Selasa, 20 Mei 2014

Most Doctors Prescribe Antibiotics That Don't Work

Medical researchers concluded years ago that antibiotics don’t cure acute bronchitis. The drugs might reduce your coughing symptoms slightly, but the antibiotics also increase your risk of side effects such as diarrhea and nausea. And overuse of antibiotics breeds bacteria resistant to the current cures.

Yet patients who show up to clinics or emergency rooms with bronchitis still receive antibiotics about 70 percent of the time, according to a new review of prescribing data published in JAMA: The Journal of the American Medical Association. And the rate even increased slightly between 1996 and 2010 despite efforts to educate doctors and establish guidelines against antibiotics.

“You’re taking a medicine that has no chance of helping you and has a very real chance of harming you,” says Dr. Jeffrey Linder of Brigham and Women’s Hospital in Boston, co-author of the research note. Beyond unpleasant side effects, antibiotics can increase risk of a colon infection called C. difficile and other more serious complications.

The study shows how far evidence-based medicine has to go. The idea that doctors’ decisions should be guided by rigorous trials into the effectiveness and safety of different therapies is a big part of what distinguishes modern medical care from earlier eras of bloodletting and leeches. All the sophisticated medical technology and pharmaceuticals developed in the past century won’t help patients if they get the wrong treatment at the wrong time.

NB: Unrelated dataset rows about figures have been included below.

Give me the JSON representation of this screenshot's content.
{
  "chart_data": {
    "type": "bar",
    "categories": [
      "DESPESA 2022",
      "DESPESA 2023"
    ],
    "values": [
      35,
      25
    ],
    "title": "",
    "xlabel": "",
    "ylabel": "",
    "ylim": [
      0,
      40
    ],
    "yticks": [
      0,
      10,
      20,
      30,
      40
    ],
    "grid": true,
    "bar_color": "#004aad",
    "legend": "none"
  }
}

The Centers for Disease Control joined with medical societies in 2001 to recommend against prescribing antibiotics for acute bronchitis, a respiratory infection that comes with a nasty cough. The evidence against the practice is so clear that health-care providers are measured on how well they avoid it in quality ratings used by insurance companies and the government to evaluate effective care.

The JAMA review excluded patients with other conditions that might warrant antibiotics. It also excluded the elderly and children to get as clear a picture as possible of cases of acute bronchitis in otherwise healthy people, Linder says. The study has some limitations; excluding so many patients left a relatively small sample size. Still, the researchers were looking at a situation where the prescribing rate “should be zero,” Linder notes, and found that it was 71 percent.

Linder says the guidelines for bronchitis are widely understood by doctors. Patient demand—or, in some cases, doctors’ assumptions that people want antibiotics—leads them to write prescriptions anyway. His advice: “If you develop a cough and don’t have a fever and otherwise feel pretty well, the normal duration of cough is three weeks, and taking an antibiotic doesn’t shorten that.”